Sunday, March 07, 2004

Tried to comment on Boxes and Arrows: We Are All Connected: The Path from Architecture to Information Architecture but the comment server seems down. So here's the rant.





The biggest problem with the article is that *nothing* in his discussion of building web-sites actually follows from his initial assertion that Information Architecture is like Architecture.

I'm increasingly attracted to the analogies between architecture and information system design (both at the programming level and at the user interaction level) so I was really hoping for something interesting here.

But as far as I can see, the only message we're meant to take from the analogy is that we need a separation between "grand designers" and the builders and engineers who do the work. And that we need a lot of contracts and specifications.

Is this the lesson from architecture? One of my favourite books is "How Buildings Learn" which is partly an extended rant against this kind of thinking, and a celebration of bottom-up design that emerges from users and builders making continuous small modifications. Although the author of this essay namechecks the book and uses the "e" word, it doesn't seem that he allows it to disturb his off-the-shelf preconceptions about web-development in the slightest.

Another theme of HBL is the danger of "Magzine Architecture" and a complaint that architects don't think through or evaluate long-term usability of buildings. Yet this author puts "test before putting it together for real" in his check-list of things IA can learn from A.

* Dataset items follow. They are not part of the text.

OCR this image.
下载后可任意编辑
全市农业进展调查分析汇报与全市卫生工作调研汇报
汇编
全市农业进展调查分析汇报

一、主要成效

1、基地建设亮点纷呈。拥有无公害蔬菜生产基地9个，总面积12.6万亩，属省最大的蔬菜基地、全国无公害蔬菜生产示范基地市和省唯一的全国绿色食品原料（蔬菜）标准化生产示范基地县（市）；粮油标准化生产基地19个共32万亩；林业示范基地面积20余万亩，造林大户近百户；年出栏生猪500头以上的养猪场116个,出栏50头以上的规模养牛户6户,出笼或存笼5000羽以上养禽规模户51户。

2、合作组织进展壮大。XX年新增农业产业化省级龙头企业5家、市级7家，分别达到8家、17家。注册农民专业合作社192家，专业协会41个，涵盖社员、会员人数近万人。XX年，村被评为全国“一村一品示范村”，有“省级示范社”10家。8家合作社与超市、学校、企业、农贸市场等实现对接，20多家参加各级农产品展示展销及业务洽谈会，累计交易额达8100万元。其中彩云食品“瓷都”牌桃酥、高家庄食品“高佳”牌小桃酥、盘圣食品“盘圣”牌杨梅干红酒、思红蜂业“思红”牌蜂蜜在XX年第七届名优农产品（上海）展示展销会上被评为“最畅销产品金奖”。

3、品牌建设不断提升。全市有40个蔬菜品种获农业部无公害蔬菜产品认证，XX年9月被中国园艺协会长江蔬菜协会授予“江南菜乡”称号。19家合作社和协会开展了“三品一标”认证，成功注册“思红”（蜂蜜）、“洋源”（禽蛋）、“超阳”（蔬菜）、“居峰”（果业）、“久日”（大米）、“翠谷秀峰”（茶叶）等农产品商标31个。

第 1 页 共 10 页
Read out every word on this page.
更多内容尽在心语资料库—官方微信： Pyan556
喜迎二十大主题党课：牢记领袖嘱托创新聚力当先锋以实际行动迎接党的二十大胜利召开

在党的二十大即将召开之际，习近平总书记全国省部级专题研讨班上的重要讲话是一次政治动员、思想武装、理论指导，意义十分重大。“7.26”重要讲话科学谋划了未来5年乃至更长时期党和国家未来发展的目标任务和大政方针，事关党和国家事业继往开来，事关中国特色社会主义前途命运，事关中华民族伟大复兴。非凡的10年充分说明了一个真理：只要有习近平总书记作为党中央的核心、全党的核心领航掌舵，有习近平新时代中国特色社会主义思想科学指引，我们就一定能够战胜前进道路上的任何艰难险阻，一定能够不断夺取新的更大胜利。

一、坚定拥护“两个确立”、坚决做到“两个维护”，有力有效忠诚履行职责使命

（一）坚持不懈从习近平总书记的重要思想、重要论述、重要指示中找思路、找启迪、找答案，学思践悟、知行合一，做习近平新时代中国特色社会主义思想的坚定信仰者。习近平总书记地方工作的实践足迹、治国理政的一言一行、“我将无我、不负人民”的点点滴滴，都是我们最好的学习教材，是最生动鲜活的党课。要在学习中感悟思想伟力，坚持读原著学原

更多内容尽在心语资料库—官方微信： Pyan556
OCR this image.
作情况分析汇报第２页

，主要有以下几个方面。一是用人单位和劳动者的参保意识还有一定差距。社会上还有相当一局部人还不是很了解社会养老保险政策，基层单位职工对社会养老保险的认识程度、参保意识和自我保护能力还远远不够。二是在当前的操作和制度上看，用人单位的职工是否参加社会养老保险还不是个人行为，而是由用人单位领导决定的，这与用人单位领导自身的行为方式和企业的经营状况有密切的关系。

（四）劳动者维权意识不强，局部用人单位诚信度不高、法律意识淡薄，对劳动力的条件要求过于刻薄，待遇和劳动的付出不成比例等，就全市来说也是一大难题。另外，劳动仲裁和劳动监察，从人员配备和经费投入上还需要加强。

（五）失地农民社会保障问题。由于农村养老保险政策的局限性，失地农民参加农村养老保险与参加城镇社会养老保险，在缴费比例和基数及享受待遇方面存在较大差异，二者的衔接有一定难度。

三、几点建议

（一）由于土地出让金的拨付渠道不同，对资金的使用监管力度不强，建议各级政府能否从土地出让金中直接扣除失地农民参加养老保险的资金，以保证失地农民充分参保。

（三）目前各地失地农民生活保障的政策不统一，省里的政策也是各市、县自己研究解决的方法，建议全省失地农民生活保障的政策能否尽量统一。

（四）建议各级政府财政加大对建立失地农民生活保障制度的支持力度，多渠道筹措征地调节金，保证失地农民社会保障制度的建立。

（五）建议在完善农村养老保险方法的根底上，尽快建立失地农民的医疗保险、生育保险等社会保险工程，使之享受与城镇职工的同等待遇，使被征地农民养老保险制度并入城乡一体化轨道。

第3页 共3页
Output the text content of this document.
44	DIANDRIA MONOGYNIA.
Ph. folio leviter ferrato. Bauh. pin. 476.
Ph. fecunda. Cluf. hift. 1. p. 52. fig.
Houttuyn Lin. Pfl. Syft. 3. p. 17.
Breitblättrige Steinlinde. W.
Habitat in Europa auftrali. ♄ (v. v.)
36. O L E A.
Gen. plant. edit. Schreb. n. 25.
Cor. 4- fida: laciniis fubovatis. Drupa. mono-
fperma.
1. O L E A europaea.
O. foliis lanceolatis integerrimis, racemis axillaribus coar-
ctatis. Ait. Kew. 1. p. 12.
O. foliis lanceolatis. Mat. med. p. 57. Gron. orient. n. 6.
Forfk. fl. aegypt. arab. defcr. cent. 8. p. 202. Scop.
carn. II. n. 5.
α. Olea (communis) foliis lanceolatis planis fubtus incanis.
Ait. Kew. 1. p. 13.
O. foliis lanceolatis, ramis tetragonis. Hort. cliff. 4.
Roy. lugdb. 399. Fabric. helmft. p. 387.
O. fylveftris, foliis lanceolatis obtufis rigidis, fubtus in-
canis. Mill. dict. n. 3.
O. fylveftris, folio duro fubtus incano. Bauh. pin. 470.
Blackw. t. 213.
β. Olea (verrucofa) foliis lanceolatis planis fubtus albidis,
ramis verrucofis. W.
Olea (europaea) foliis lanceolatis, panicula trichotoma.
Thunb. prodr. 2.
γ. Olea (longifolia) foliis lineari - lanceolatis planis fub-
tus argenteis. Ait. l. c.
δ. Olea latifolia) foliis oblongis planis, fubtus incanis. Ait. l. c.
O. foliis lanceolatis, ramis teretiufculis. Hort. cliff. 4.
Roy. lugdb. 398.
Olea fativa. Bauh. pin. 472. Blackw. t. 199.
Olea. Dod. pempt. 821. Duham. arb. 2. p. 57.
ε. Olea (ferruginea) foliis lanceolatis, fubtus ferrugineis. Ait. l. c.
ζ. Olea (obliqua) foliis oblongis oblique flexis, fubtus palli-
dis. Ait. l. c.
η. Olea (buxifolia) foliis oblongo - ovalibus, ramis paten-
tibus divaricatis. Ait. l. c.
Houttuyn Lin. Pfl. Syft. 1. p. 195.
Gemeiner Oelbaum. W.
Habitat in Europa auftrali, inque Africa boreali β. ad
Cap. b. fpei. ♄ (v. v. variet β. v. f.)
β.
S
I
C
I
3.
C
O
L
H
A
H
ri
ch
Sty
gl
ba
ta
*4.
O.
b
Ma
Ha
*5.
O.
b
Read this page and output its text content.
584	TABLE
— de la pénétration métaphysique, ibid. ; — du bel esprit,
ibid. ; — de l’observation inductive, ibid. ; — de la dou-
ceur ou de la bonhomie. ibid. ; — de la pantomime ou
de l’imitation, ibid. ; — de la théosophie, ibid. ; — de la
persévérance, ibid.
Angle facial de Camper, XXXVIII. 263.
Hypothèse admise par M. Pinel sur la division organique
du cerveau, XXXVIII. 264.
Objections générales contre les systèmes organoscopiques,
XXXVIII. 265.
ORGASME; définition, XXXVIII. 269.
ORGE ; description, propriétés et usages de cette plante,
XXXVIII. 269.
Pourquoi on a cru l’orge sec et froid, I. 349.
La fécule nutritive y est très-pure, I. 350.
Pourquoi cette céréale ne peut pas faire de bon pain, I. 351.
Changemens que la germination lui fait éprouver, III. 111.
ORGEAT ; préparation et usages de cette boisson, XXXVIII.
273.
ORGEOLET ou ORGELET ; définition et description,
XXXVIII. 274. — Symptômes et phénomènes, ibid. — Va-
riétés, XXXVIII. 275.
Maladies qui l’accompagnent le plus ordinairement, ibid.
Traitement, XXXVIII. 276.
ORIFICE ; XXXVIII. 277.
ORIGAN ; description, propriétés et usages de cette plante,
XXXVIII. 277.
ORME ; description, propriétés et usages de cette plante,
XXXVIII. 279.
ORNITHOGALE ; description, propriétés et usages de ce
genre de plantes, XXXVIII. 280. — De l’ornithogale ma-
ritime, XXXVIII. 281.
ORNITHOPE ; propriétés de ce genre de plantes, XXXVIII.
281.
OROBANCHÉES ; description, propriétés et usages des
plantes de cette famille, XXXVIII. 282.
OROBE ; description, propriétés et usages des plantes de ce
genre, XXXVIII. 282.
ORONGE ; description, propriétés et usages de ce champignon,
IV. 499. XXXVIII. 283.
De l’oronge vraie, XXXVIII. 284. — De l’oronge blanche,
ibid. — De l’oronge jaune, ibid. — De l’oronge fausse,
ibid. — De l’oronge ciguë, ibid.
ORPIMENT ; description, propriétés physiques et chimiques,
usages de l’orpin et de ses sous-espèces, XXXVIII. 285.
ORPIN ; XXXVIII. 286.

So, what testing is it that architects do? (Note : I'm sure the *engineers* do a lot of testing.) And in what sense is this something which IA - which got it's testing obsession via UI and human factors people (like Nielsen), and maybe ultimately from *industrial* design - can learn from architecture? Possibly IA is ahead of A here.

Once we get to the real life example, this is all standard web-design stuff. The architecture comparison isn't even mentioned. There don't seem to be any innovations inspired by architecture. Or even attempts to show parallels.

Seems like the author knows a lot of interesting ideas : Alexander, Brand, Nielsen, emergence etc; believes in connectedness; but doesn't seem to understand *how* these things are connected : the logical implications between them, and the structural constraints that they place on each other.